Стезя алхимика. Глава 8

Лана Сиена
       Потемневшие каменные своды казались ниже и уже, чем раньше. И всё же Прокопий мог с закрытыми глазами спуститься и добраться до своей двери, которая теперь была укреплена широкими досками крест-накрест и амбарным замком. Профессор вставил в него полученный от Кеплера замысловатый ключ и с усилием провернул два раза. Щелкнув, ржавая дужка нехотя выскочила, профессор снял увесистый замок с петель и толкнул дверь. С упоением прослушав её душераздирающую серенаду, он бодро крикнул:

       — Шарль, я вернулся!

       Раздался сухой шелест крыльев, и соскучившийся ворон спикировал на плечо хозяина.

       — Э-э! — Прокопий аж присел на левую сторону. — Ты опять потяжелел, мой милый друг! Надеюсь, ты не съел все книги Имперского математика? А то нас сожгут на костре, даже не выслушав последних желаний! Кстати, у тебя есть последнее желание?

       Вероятно, учуяв пары спиртного, ворон тут же утробно произнёс:

       — Пива и зррелищ! — При этом его интонация напоминала возгласы студентов Гавранека, когда они скандировали, собираясь на спортивные соревнования или каникулы.

       — Кхе-кхе! — Не удержался Прокопий! — Пиво оставлю себе, а тебе я принёс кусочки яблок и запеченного гуся. Представляешь, они отстроили настоящую таверну из маленькой пивной «У Святого Томаша»! И там по-прежнему подают прекрасное пиво и вкуснейшего гуся.

       Прокопий развязал мешок, вытащил зажаристое крылышко, понюхал его и медленно протянул ворону. —Эх, хоть я и насытился, но слюнки потекли! До чего же ароматно!

       Шарль, не мешкая ни секунды, схватил крыло и взлетел на полюбившуюся полку. Профессор ухмыльнулся, положил на лавку свою добычу и подошёл к остывшему камину. Пошарив рукой по правой каменной боковине, он обнаружил нишу, где когда-то сам хранил кремень, мох, кусочки коры и лыко. Всё нужное для розжига лежало на месте. Лучики морщин в уголках глаз Прокопия прорезались чётче, а на его высокий лоб словно снизошло озарение. Решив, что сначала пришедшую мысль нужно как следует обдумать, и не в темноте, профессор развёл в камине огонь, потом лучиной зажёг свечи в канделябрах, вытер о плащ руки, разгладил белую бороду и уселся за стол.
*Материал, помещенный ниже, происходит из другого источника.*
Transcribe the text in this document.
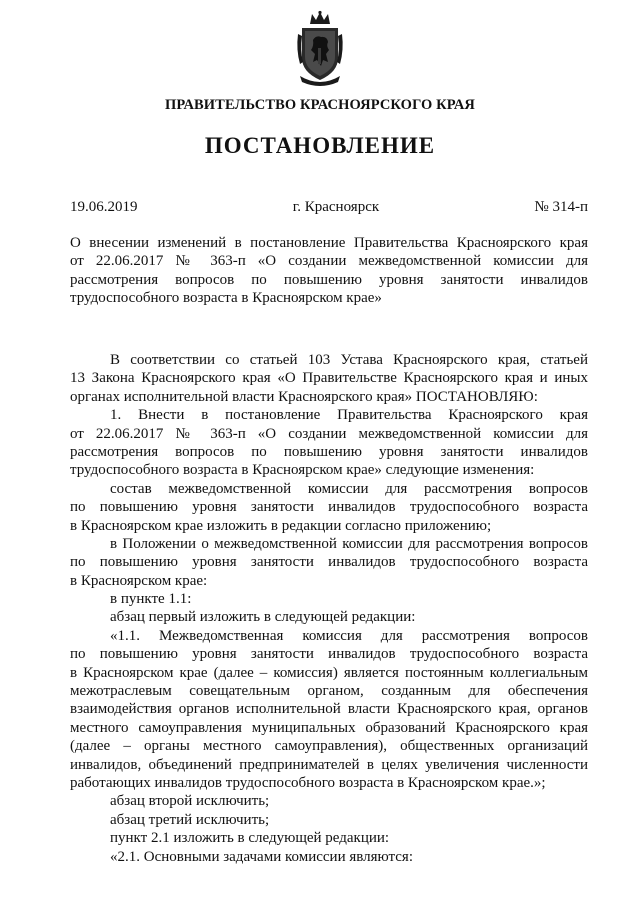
ПРАВИТЕЛЬСТВО КРАСНОЯРСКОГО КРАЯ
ПОСТАНОВЛЕНИЕ
19.06.2019	г. Красноярск	№ 314-п
О внесении изменений в постановление Правительства Красноярского края
от 22.06.2017 № 363-п «О создании межведомственной комиссии для
рассмотрения вопросов по повышению уровня занятости инвалидов
трудоспособного возраста в Красноярском крае»
В соответствии со статьей 103 Устава Красноярского края, статьей
13 Закона Красноярского края «О Правительстве Красноярского края и иных
органах исполнительной власти Красноярского края» ПОСТАНОВЛЯЮ:
1. Внести в постановление Правительства Красноярского края
от 22.06.2017 № 363-п «О создании межведомственной комиссии для
рассмотрения вопросов по повышению уровня занятости инвалидов
трудоспособного возраста в Красноярском крае» следующие изменения:
состав межведомственной комиссии для рассмотрения вопросов
по повышению уровня занятости инвалидов трудоспособного возраста
в Красноярском крае изложить в редакции согласно приложению;
в Положении о межведомственной комиссии для рассмотрения вопросов
по повышению уровня занятости инвалидов трудоспособного возраста
в Красноярском крае:
в пункте 1.1:
абзац первый изложить в следующей редакции:
«1.1. Межведомственная комиссия для рассмотрения вопросов
по повышению уровня занятости инвалидов трудоспособного возраста
в Красноярском крае (далее – комиссия) является постоянным коллегиальным
межотраслевым совещательным органом, созданным для обеспечения
взаимодействия органов исполнительной власти Красноярского края, органов
местного самоуправления муниципальных образований Красноярского края
(далее – органы местного самоуправления), общественных организаций
инвалидов, объединений предпринимателей в целях увеличения численности
работающих инвалидов трудоспособного возраста в Красноярском крае.»;
абзац второй исключить;
абзац третий исключить;
пункт 2.1 изложить в следующей редакции:
«2.1. Основными задачами комиссии являются:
       — Шарль, как думаешь, что такое время? Оно конечно или бесконечно? Или это иллюзия? Может быть, это сам Бог, что следит за нами? Или всё, что вокруг – это и есть время?

       Ворон уже расправился с крылышком и с видом крайней заинтересованности уставился на Прокопия, приземлившись на край стола, поближе к лавке, где лежал мешок со снедью.

       — Гениален тот, кто первым изобрёл часы, но ведь время существовало и до этого! —Продолжал размышлять вслух профессор Гавранек. — И оно не зависит от того, есть ли в твоём доме или городе точные часы.

       Рассуждая о времени, Прокопий внимательно осматривал стол. Конечно, когда он обещал Кеплеру, что ни он, ни Шарль ничего в подвале не тронет, он лишь успокаивал математика. Хотя отчасти Гавранек говорил правду, портить никто ничего не собирался. Но он также знал, что крайнее любопытство присуще им обоим, и ему (иначе он не был бы профессором) и его питомцу, ведь яблоко от яблони далеко не падает.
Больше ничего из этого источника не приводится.